Les Sables de mars est un roman vivifiant, qui a su retenir mon attention, et qui, globalement, selon moi, a « bien vieilli ». Je dis qu'il a bien vieilli, car, clairement, c'est un texte qui est marqué par son époque. Si le style peut paraître un peu lourd à certains endroits, cela est peut-être dû à une traduction légèrement fautive (ce que je ne crois pas), ou bien plutôt à une écriture datée (ce que je crois). On devine également le fait qu'il s'agisse là du premier roman rédigé par l'auteur, celui-ci se faisant la main sur un genre littéraire nouveau – bien qu'il le fit avec brio – à savoir la science-fiction, auquel il impulsa le branle en tant que pionnier avec plusieurs de ses contemporains parmi lesquels nous pouvons citer I. Asimov (cycle Fondation), R. Madbury (Fahrenheit 451, Les Chroniques martiennes), R. Heinlein (Histoire du futur), ou encore G. Owell (1984).

On remarquera tout d'abord que l'auteur se met en scène en la personne du protagoniste, Martin Gibson. Non sans ironie à l'égard de lui-même, cette tournure styliste est rafraîchissante car elle autorise plusieurs cassage de quatrième mur, l'auteur mettant en relief sa propre condition de romancier, sorte d'idéaliste romantique observant au travers d'une lorgnette déformée le monde qui l'entoure, spéculant à son sujet davantage comme un poète que comme un rationaliste rigoureux. Cette condition singulière, l'auteur la fait se confronter justement au cortège de scientifiques qui enserre son texte – car il s'agit bien de mettre la science et ses découvertes, autant que ses réalisations, au coeur de l'intrigue. En ce sens, Martin Gibson dénote, et c'est avec bonheur que l'on peut suivre l'histoire se dérouler depuis son point de vue forcément atypique.

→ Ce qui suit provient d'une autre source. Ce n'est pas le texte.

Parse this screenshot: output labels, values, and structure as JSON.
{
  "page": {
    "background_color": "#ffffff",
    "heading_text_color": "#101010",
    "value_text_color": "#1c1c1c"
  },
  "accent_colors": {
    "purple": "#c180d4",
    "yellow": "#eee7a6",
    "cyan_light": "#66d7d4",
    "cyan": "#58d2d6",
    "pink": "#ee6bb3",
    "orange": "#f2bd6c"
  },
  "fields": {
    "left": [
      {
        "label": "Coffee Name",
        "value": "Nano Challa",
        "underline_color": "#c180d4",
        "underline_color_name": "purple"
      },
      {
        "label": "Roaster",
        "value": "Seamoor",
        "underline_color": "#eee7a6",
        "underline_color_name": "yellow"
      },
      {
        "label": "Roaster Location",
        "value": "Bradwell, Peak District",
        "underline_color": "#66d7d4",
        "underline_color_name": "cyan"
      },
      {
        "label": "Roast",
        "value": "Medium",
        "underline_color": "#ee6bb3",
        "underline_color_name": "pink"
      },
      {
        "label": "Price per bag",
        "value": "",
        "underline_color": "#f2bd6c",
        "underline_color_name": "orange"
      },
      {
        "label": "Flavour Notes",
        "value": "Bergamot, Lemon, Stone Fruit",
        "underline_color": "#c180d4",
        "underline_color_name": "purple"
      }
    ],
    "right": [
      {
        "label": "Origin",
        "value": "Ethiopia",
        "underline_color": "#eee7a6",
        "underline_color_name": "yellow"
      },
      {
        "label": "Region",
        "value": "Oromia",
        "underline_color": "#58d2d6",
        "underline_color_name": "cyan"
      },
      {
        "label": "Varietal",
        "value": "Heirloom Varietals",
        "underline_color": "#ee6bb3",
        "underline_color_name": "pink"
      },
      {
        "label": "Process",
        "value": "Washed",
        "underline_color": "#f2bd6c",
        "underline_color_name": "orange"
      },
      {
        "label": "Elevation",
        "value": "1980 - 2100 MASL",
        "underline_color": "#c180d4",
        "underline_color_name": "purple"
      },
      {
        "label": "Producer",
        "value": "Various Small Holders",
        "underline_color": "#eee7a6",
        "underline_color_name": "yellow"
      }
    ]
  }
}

Concernant le découpage du texte, nous croyons pouvoir le diviser en deux grands volets. Tout d'abord se tisse le temps du voyage spatial, voyage qui conduira notre protagoniste en direction de Mars. Celui-ci doit s'y rendre en qualité de reporter afin de livrer à la Terre les derrières actualités au sujet de sa colonie. Ce passage assez long, quoique riche en émotions à défaut de l'être en actions, sera également l'occasion pour l'auteur de détailler la vie à bord d'un vaisseau spatial. Petite synthèse sociologique des contraintes que la vie en promiscuité fait reposer sur l'équipage d'une navette, cette première partie a le mérite de nous faire rêver et de nous emporter avec elle vers l'inconnu de façon néanmoins très concrète.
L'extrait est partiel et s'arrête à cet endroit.